Monday, September 30, 2019

the adventures of yeti - 19. across the lake


by bofa xesjum

part nineteen of ?

to read previous episode, click here

to begin at the beginning, click here





trixie listened without any expression as daniel told his tale.

when he finished, he half expected her to laugh in his face or make some kind of smartypants remark, but she just said -

if you have lost all hope, you have come to the right place.

you mean here at the lake? daniel asked, slightly bewildered.


no, on the the other side of the lake. but first, are you sure you have lost all hope? that you never want to go back to where you came from?

i never want to go back, and i want to go as far away as i can.

good. then the doctor will fix you right up.

the doctor? what doctor?

just follow me, and everything will be explained.

trixie moved past daniel and began walking walking along the shore of the lake.


it occurred to daniel that the way trixie was speaking was a little odd, more like a recorded message than a real live high school girl, but he followed her.

about thirty yards down the shore they came to a little canoe. it was painted black, and not very visible in the darkness.

trixie got in, and daniel followed her without being told.

there was a single oar in the canoe, and trixie pushed them off with it, and then had them skimming swiftly across the lake.


it seemed to get cloudier and darker overhead as they reached the center of the lake, and the temperature fell a few degrees and daniel wished he had brought the sweater trixie had mockingly referred to, but he did not say anything.

have you been to the other side of the lake? trixie asked.

yes, when i was a little kid, daniel answered.


“the lake” had been a source of wonder and mystery to generations of children, of which daniel and his friends had been the last, and they had swum and fished in it and wandered around and “explored” it in the last years before the new age of snowflakism had descended on civilization’s children.

now of course it was considered unsafe. the police and the sheriff’s department had patrolled it for a few years, but now they hardly bothered, as the newest cohort of children were so unaccustomed to going anywhere by themselves, that they would no more go near it than they would enter a burning nuclear waste, or try to walk and swim to antarctica.


the lake was in fact pretty deep in its center, and a few children and other unfortunates had drowned in it over the course of hundreds of years.

do you remember the old dawkins place? trixie asked.

oh yes, sure, daniel replied. the old dawkins place … the old henderson place… what were the others?

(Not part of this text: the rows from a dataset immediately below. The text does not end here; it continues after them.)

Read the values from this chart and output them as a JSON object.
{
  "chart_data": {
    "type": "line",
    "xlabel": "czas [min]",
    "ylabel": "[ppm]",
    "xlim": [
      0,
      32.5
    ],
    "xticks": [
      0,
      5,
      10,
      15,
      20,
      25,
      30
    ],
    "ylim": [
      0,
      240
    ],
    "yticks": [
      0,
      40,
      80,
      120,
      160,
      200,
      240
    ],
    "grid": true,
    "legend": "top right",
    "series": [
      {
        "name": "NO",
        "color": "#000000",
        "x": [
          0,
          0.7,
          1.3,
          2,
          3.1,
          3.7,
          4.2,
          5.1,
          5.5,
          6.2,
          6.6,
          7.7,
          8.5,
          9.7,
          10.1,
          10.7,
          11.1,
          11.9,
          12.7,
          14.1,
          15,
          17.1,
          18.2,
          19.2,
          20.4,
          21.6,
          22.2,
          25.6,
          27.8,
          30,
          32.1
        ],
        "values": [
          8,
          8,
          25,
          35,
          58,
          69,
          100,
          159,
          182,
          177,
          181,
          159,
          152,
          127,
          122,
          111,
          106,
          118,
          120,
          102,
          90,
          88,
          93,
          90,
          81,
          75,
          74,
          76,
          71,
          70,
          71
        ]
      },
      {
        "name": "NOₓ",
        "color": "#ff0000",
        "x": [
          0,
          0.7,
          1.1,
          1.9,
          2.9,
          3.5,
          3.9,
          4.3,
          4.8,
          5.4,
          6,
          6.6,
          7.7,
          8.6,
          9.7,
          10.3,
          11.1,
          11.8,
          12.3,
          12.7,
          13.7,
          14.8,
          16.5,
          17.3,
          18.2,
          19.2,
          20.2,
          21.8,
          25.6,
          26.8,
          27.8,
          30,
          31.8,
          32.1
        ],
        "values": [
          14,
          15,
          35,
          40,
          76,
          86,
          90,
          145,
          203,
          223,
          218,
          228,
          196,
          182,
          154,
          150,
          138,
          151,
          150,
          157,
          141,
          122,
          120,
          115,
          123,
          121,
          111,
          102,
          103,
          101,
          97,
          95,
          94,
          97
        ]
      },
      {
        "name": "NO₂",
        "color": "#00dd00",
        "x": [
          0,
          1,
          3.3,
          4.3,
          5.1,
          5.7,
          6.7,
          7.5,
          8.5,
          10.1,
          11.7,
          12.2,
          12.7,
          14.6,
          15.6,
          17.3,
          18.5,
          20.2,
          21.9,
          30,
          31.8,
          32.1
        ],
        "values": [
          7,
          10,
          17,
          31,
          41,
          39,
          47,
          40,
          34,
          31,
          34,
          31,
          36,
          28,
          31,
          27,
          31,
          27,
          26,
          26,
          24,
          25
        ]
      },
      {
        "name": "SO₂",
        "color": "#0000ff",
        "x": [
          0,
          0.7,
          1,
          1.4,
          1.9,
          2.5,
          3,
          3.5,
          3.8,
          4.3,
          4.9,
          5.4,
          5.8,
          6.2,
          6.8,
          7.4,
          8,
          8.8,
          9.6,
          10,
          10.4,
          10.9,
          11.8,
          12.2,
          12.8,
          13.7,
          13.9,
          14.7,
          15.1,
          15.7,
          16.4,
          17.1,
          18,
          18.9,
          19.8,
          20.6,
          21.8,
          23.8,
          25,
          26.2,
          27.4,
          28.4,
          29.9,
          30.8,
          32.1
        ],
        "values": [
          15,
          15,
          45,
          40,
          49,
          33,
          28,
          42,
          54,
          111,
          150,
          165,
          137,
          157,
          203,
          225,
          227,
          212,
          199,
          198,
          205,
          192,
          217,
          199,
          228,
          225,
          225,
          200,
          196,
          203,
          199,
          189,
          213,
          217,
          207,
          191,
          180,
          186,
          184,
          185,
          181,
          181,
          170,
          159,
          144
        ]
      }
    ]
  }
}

the far shore of the lake, on the other side from the highway, had held a number of old “mansions” that had been abandoned for decades, for reasons not precisely known, and which had provided fun for children and fodder for tall tales and legends.


what is there now? daniel wondered. how many are still standing? does anybody live in them? bears? bums? junkies?

aloud he asked trixie, the dawkins house? is that where this doctor lives?

sort of, she replied. you will see when we get there.

daniel did not want to pester her with questions, and he said no more.

they continued to glide silently across the lake.

the tall dark trees on the other side came into view.